Let $(x_n)_n$ be a positive, disjoint, weakly null sequence in a Banach lattice $E$. If $(y_n)_n$ is a sequence such that $0\leq y_n\leq x_n$ for every $n\in \mathbb{N}$, we can garantee that $y_n$ is weakly null?
Remarks:
"Weakly null" means that $x_n$ converges to zero in the weak topology.
"disjoint" means that $\inf\{|x_n|,|x_m|\}=0 ~ \forall n\neq m$.
"positive" means that $x_n\geq 0$ for all $n\in\mathbb{N}$.
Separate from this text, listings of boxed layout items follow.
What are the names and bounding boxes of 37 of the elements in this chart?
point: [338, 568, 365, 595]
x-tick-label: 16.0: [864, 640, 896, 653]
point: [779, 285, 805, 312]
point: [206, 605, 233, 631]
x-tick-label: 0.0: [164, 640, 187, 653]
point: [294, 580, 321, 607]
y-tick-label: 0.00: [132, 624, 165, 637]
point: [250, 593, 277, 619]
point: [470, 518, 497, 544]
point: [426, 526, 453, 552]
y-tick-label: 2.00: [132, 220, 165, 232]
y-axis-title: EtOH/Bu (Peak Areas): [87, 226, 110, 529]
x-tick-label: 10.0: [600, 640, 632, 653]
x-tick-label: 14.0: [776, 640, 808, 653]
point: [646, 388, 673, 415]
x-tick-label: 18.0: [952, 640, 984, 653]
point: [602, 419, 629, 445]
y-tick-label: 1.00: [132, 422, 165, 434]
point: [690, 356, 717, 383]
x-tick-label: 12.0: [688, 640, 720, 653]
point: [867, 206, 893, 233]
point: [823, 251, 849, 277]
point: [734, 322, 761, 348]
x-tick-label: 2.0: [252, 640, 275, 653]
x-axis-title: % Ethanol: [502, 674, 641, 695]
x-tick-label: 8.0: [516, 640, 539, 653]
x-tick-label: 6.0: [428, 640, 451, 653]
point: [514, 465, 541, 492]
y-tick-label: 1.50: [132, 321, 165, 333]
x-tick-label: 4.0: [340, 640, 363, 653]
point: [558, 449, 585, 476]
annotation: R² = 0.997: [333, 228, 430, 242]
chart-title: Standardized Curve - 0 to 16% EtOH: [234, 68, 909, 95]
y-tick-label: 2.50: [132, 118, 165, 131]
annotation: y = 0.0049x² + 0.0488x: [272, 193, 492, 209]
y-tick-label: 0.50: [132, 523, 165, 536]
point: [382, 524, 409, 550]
Thanks for any explanations.
If $E^*$ allows for a decomposition of functionals into positive and negative parts then this can be proven. This is true at least if $E$ is a Hilbert lattice or equal to some $L^p$ with the natural ordering ($p\in [1,+\infty)$).
Let $f\in E^*$. Then there are $f^+,f^-$ with $f=f^++f^-$ with $f^+\ge0$, $f^-\le0$. Then it follows $0\le f^+(y_n) \le f^+(x_n)$ and $0\le -f^-(y_n) \le -f^-(x_n)$. This implies $y_n\rightharpoonup0$.